石田義昭の【飲食店 繁盛ダネ!】その八十七

「“あの子”は初めて見るけど、凄くいいねえ」。

「いやあ、私も身近に仕事ぶりを見るのは初めてですが、感心しました」。

 

『あきらめるな、素晴らしいスタッフは必ず現れる』

渋谷のラーメン専門店「渋英」の社長 望月氏と二人でミーティング後、店舗へ視察した時の会話です。

“あの子”とはまだ若い可愛い女性で、聞くところによると中国人だそうです。

石田が凄くいいと言ったのは若く可愛いからではなく(笑)、その仕事ぶりが実にいいからです。

外の看板メニューを見ているお客様には声をかけ、注文のお客様にはきっちり商品説明をしています。

接客用語も適切で、お客様に対する気配りが感じられ、活気も明らかにこの女性から創られているようなのです。

「業績が落ちる店が出てきたら“あの子”を送り込んだら?すぐ戻っちゃうかもね」。

「ホントそうですね。店長が負けちゃう感じですよ」。

そうなんです、この子から感じる良さは接客の巧さや声・しぐさがいいというだけではなく、〈売り上げを作る〉〈お客様を逃がさない〉という、経営者的匂いがぷんぷん感じることなのです。

石田が思ったその時の感じは〈我々の仲間がいる、嬉しい〉でした。

望月氏もおそらくそのように感じたのでしょう。

彼女が就業時間を終え、あがる時に声をかけました。

「君はしっかりした、いい仕事しているね。頑張っているね。ありがとう」。

「ホント、凄くいい仕事しているねえ」と石田も後ろから声をかけたのでした。

ところが、その彼女は、こちらが予想する反応ではありませんでした。

キョトンとしているのです。

何を褒められているのか解らない様子なのです。

「ありがとうございます。お先に失礼します」と明るく帰って行きました。

当たり前のことしいているのに、何でこんなに褒められるんだろう、というのが彼女の気持ちなのでしょう。

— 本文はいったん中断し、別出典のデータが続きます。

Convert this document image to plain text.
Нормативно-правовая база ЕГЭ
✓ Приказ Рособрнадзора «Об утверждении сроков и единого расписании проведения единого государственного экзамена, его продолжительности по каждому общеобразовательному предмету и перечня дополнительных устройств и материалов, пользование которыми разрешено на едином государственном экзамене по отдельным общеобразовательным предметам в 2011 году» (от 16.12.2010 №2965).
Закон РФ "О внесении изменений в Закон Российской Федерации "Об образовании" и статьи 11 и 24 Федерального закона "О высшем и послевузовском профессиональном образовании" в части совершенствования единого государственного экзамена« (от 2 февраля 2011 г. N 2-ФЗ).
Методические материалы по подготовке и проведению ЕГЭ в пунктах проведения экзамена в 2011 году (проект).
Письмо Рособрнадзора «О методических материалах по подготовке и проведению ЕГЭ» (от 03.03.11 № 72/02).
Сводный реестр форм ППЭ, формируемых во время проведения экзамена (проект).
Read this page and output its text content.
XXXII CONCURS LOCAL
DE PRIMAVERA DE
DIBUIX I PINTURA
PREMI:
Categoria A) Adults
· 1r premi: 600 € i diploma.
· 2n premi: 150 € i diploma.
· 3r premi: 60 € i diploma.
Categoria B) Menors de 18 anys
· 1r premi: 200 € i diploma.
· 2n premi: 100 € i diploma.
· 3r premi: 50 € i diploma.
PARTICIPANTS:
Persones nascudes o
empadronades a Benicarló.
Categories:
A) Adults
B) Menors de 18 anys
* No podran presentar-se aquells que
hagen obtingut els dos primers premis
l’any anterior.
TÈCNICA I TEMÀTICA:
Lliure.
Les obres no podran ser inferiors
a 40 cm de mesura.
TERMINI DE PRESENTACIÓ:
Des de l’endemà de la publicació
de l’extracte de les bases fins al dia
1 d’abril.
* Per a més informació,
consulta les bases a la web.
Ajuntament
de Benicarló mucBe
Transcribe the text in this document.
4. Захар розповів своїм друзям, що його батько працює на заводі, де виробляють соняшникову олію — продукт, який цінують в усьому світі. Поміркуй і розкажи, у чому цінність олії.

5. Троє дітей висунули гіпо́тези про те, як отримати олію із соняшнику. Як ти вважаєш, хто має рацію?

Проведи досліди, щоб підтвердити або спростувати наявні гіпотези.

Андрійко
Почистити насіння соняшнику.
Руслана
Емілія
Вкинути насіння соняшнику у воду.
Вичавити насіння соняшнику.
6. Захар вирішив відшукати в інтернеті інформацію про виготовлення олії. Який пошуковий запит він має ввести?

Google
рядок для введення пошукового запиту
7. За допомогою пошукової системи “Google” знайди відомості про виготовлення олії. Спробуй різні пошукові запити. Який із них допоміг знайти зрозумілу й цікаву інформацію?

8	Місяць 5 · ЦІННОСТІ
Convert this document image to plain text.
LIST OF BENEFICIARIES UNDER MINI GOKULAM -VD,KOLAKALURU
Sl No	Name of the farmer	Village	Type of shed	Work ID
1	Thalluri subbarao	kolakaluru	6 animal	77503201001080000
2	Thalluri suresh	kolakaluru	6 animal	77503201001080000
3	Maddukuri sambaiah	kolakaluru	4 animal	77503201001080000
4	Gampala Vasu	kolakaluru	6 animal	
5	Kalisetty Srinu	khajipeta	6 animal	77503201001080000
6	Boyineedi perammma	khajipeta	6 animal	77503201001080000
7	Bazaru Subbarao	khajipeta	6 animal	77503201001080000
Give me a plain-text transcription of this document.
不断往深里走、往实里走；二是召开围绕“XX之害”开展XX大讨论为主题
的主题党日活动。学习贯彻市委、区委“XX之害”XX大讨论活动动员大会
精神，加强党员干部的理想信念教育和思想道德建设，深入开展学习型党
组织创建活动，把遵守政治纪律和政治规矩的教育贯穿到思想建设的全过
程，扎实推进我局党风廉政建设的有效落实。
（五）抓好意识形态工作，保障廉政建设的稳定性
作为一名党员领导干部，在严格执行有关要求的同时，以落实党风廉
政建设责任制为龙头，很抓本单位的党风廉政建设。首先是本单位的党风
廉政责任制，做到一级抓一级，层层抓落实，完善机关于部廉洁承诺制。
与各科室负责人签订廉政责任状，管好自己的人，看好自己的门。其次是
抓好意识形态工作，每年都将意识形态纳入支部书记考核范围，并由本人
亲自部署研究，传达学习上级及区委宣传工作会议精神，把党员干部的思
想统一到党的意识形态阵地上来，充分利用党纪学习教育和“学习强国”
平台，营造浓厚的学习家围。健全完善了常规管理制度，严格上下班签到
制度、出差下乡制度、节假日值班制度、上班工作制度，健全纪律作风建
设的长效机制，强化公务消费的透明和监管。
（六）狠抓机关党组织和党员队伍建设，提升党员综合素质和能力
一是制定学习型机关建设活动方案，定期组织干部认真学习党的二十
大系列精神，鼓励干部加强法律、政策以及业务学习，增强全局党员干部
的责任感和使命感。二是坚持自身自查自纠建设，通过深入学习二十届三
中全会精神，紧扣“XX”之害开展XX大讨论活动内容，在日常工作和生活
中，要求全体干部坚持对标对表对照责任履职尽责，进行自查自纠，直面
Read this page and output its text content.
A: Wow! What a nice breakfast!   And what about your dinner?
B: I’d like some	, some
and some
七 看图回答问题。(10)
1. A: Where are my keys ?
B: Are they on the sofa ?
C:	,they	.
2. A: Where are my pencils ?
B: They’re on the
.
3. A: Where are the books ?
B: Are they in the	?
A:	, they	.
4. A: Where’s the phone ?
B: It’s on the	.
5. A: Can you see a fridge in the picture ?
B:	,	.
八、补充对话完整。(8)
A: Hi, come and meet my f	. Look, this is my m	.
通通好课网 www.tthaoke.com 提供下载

考えてみれば、アルバイトやパート、社員と呼ばれる人たちの多くは“仕方がない”から今の仕事をやっている、マンネリになっているのではないでしょうか。

それゆえ他人に感動を与えるような仕事をする人が少ないのではないかと思うのです。

今、目の前にある仕事に全力で取り組むのは本来当たり前のことなのです。

その瞬間、瞬間の積み重ねが人生になるのですから。

石田もそのことを彼女から再確認させられたような気がしました。

気持ちよく帰宅した石田の携帯に滋賀の社長からメールが入りました。

「新卒一年目の社員がいますが、母親から電話があり、もう5日間も行方が分からないのですがどうなっていますか、と聞かれました。彼からは親戚の家に不幸があり、休ませてくださいと相談され、忙しい週末を仲間のスタッフが頑張るということで3日休ませましたが、その後いろいろあって帰れないと、さらに休んでいるのです」とのこと。

その後、彼は彼女と旅行に行っていたことがわかりました。

ホント嫌になっちゃいますね。

それでも「あきらめるな、素晴らしい社員はきっと現れる」と言わずにはいられないのは素晴らしい社員がいる会社がちゃんとあるからです。

そして素晴らしい社員は、一握りでも充分会社を機能させるからです。

“素晴らしい社員を創る”がホントですがね。